The bus may be a peripheral component interconnect standard (PERIPHERAL COMPONENT INTERCONNECT, PCI) bus, or an extended industry standard architecture (Extended Industry Standard Architecture, EISA) bus, among others. The buses may be classified into address buses, data buses, control buses, and the like.
The embodiment of the application provides a computer readable storage medium, wherein a computer program is stored in the computer readable storage medium, and the steps of the image compression method are realized when the computer program is executed by a processor, or the steps of the DNA coding method are realized when the computer program is executed by the processor.
The computer readable storage medium to which the present application relates includes Random Access Memory (RAM), memory, read Only Memory (ROM), electrically programmable ROM, electrically erasable programmable ROM, registers, hard disk, a removable disk, a CD-ROM, or any other form of storage medium known in the art.

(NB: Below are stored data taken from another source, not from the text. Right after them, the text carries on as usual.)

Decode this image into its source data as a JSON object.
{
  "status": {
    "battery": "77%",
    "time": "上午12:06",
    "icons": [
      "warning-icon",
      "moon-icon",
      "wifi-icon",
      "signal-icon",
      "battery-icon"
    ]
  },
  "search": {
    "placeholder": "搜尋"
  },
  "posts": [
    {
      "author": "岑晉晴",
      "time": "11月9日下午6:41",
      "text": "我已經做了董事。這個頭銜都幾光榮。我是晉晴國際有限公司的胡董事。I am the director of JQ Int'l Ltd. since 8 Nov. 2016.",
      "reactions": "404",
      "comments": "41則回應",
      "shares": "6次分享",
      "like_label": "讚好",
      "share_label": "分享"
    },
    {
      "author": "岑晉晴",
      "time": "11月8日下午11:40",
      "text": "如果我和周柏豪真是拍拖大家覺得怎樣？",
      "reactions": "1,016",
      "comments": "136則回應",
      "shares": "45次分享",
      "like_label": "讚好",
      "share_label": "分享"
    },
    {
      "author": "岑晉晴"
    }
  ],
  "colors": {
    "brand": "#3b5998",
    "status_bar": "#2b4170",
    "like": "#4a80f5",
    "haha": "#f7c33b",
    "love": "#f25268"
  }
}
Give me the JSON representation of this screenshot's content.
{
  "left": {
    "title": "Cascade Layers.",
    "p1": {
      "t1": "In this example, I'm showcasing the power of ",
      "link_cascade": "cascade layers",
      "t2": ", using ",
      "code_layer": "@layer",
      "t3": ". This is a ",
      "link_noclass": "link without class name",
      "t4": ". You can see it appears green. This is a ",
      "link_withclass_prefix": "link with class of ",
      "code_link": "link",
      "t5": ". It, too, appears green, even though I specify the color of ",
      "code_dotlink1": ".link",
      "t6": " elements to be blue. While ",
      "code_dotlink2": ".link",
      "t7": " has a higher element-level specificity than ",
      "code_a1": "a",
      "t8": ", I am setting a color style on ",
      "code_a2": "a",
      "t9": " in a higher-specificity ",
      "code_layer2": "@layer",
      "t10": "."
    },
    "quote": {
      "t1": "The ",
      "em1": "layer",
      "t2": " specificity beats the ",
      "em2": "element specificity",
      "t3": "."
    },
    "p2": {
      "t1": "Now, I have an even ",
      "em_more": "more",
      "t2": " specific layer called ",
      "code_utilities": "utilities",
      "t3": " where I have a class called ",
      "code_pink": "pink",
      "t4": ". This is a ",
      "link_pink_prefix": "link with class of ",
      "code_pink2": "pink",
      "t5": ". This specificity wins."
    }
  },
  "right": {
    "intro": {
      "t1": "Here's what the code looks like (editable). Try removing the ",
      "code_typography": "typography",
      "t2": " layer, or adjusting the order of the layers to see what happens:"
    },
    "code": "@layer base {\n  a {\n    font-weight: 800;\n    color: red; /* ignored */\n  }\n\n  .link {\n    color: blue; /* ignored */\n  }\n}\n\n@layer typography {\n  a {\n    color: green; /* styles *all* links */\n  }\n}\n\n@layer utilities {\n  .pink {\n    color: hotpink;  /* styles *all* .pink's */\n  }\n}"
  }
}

The description of the related parts in the image compression system, the DNA encoding method, the DNA encoding system, the electronic device and the computer readable storage medium provided in the embodiments of the present application is referred to in the detailed description of the corresponding parts in the image compression method provided in the embodiments of the present application, and will not be repeated here. In addition, the parts of the above technical solutions provided in the embodiments of the present application, which are consistent with the implementation principles of the corresponding technical solutions in the prior art, are not described in detail, so that redundant descriptions are avoided.
The above is only a preferred embodiment of the present application, and is not intended to limit the present application, but various modifications and variations can be made to the present application by those skilled in the art. Any modification, equivalent replacement, improvement, etc. made within the spirit and principle of the present application should be included in the protection scope of the present application.